I am sure, because it has happened any time I say that people like Hitler or Mussolini (who may or not have been one thing or the other on the political spectrum) were at least products of the political left, that someone will say that I am being terribly unfair, I am completely wrong and being utterly offensive. Well, I am afraid I may not be offensive enough so let me throw in another firebomb; there are plenty of people in British political life today that I would consider far worse than Oswald Mosley and I would even prefer someone like Mosley over a number of people on the political scene today in Great Britain and some other Commonwealth countries. Why do I say that? Because, frankly, Mosley does not scare me as much as some other people do. Part of that is because of something I would fundamentally disagree with Mosley on.

A fundamental difference I would have with Mosley is that he believed in ideology (as described by Pat Buchanan) as a “political religion” and that his brand of fascism would solve all of the problems of British society. I do not believe that to be the case by any means. A country built simply on ideology will have very shallow roots and, in my opinion, would not last long. For myself, certainly in the case of the United Kingdom, the key, the foundation, the most important thing (outside religion -though they are, of course, linked) is the monarchy and the fact of the matter is that Mosley was not against the monarchy. If that position changed later in life for him, I don’t know for certain but I have never heard that it did. On the subject of “Loyalty to the Crown” Mosley wrote that, “Whatever is good in the past we both respect and venerate. This is why, throughout the policy of the movement, we respect and venerate the Crown. Here, at least, is an institution, worn smooth with the frictions of long ago; which in difficult experience has been proven effective and has averted from this Empire many a calamity.

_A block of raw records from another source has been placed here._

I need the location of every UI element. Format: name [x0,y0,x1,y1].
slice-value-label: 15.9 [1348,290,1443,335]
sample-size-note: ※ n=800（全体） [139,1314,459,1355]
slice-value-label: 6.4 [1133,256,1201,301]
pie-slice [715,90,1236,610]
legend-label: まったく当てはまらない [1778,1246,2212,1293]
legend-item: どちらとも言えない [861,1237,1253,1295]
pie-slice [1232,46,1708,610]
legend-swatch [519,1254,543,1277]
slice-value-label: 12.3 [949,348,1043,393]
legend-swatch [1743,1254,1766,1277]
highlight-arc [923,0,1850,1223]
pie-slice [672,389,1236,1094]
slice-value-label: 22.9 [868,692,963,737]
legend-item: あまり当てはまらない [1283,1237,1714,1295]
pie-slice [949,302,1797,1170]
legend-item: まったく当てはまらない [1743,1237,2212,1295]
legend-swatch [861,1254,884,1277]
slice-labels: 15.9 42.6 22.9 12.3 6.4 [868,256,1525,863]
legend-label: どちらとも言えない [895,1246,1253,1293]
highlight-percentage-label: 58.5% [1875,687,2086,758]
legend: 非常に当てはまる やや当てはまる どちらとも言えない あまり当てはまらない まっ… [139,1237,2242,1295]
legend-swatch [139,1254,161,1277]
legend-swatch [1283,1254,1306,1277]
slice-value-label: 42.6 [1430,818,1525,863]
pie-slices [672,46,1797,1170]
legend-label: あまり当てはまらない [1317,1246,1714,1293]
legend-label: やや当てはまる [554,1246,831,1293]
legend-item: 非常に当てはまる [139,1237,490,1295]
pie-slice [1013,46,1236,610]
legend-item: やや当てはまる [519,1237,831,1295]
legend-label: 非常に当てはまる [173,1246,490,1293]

We believe that, under the same impartial dispensation, the greatest constitutional change in British history may yet be peacefully achieved”. He meant, by that, of course the conversion of Great Britain from a parliamentary democracy to a fascist state.

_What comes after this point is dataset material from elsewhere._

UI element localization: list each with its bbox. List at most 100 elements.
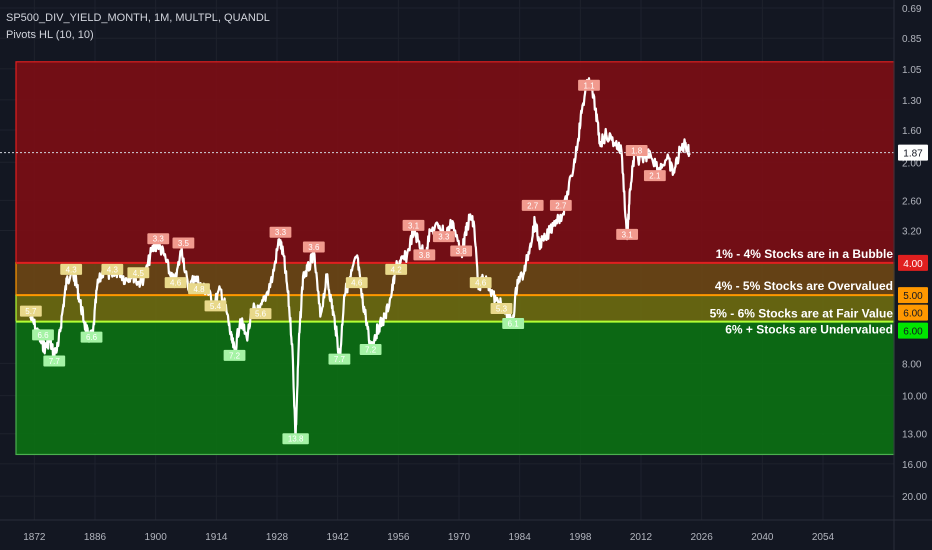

Because of the last line of that statement alone, I could never be an enthusiastic supporter of Mosley (in addition to opposing just about every economic policy he ever came up with or his infatuation with European unity) because, it seems to me at least, that his support for the monarchy was somewhat conditional. I think his way of looking at the monarchy was vastly different from my own. However, he was not opposed to it and even gave it some praise whereas there are some in the British government and on the political scene today that totally oppose it and make no secret of the fact that they would like to see it destroyed and in my view those people are far more dangerous than someone like Mosley ever could have been. After all, as was proven in Italy, no matter how bad things might become, as long as the monarch remains, there is always the ability, with the proper support, to get rid of someone like Mosley and reverse any disastrous policies he might implement. A country, any country, has to have something at its core that all else is built upon; one thing, no matter how seemingly nominal it might be, that everyone must be united in upholding. Ideologies will come and go, can cause varying degrees of harm or benefit, but as long as the monarchy remains there is always hope, there is always a chance, there is always another alternative.

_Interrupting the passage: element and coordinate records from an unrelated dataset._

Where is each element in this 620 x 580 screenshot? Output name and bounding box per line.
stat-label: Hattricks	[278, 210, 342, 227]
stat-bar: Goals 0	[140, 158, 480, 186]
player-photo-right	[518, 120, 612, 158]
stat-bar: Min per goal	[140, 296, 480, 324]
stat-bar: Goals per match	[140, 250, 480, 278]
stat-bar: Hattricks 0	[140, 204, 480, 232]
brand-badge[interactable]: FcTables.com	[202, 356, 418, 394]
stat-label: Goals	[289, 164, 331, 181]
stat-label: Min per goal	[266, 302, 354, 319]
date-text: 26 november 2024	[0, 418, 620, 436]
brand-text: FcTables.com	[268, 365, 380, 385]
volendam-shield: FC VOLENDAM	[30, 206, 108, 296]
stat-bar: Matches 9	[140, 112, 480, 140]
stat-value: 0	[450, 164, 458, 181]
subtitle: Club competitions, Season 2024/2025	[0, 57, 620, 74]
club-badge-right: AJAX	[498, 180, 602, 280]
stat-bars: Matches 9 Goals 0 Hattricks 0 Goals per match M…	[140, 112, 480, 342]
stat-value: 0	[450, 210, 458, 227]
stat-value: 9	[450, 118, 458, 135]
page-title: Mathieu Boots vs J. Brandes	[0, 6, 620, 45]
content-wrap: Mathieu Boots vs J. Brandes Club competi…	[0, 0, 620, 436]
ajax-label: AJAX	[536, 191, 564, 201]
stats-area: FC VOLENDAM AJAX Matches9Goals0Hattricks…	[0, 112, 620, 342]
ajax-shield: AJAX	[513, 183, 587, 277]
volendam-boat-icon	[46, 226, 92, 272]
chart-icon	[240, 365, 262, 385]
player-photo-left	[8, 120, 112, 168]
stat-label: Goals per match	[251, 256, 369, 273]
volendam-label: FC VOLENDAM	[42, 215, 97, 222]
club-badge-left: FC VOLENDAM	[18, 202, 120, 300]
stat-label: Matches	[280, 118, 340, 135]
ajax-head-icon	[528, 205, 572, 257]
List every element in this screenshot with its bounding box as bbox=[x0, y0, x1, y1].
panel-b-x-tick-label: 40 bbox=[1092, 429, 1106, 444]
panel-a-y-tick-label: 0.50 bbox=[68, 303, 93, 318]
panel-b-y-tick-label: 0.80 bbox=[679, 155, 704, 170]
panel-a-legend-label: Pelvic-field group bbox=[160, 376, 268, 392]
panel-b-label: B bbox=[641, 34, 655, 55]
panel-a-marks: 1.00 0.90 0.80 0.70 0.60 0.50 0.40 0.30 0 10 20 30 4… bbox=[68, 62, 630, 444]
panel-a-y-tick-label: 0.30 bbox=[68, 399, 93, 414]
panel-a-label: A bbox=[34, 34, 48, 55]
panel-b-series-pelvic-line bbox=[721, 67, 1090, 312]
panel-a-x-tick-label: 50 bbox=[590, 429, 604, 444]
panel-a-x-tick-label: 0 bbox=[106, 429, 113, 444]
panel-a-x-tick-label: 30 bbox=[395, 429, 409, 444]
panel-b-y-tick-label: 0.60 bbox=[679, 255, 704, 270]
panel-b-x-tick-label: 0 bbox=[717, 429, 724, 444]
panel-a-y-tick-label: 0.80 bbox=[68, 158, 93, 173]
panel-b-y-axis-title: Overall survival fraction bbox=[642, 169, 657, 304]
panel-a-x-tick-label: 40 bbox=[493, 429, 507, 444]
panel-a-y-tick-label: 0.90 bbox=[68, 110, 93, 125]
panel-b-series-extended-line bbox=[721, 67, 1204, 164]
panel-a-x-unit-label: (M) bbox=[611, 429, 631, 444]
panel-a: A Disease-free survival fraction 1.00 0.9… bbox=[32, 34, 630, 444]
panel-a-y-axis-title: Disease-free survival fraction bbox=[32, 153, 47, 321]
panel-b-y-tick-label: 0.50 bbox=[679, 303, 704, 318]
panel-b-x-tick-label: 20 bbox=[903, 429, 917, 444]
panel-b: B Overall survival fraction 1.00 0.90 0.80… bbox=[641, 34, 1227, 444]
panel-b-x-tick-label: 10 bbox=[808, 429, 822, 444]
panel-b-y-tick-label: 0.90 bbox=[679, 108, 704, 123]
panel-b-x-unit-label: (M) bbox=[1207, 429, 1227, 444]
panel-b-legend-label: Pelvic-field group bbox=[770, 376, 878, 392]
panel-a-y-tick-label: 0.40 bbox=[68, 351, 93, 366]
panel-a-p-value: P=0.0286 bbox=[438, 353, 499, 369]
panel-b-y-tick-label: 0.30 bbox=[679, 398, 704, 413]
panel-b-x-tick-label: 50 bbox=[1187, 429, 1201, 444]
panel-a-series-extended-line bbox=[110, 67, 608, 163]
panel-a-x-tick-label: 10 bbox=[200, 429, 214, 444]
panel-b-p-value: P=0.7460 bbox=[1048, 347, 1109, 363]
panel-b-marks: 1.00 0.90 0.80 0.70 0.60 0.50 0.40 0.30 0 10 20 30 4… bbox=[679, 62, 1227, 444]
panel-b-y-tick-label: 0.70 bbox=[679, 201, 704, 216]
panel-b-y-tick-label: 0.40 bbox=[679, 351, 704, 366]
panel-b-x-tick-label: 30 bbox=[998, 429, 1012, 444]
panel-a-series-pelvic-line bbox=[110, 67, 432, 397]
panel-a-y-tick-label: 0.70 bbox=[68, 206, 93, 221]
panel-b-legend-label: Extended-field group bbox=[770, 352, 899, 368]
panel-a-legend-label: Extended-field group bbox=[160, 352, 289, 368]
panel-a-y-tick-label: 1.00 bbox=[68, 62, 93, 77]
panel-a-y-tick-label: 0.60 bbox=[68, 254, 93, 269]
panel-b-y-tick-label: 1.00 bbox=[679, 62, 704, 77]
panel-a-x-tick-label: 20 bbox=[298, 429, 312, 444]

Mosley may have had some frightening ideas but he never held any real political power. There are plenty in Great Britain and other Commonwealth realms today with ideas just as frightening and even more so who actually do. And if you are going to call Mosley and his comrades people of the “far-right” just consider that Mosley himself, in an interview with the American conservative William F. Buckley Jr. said, “…it’s all nonsense to believe that fascism was ever a conservative movement or a movement of the right…” His words, not mine.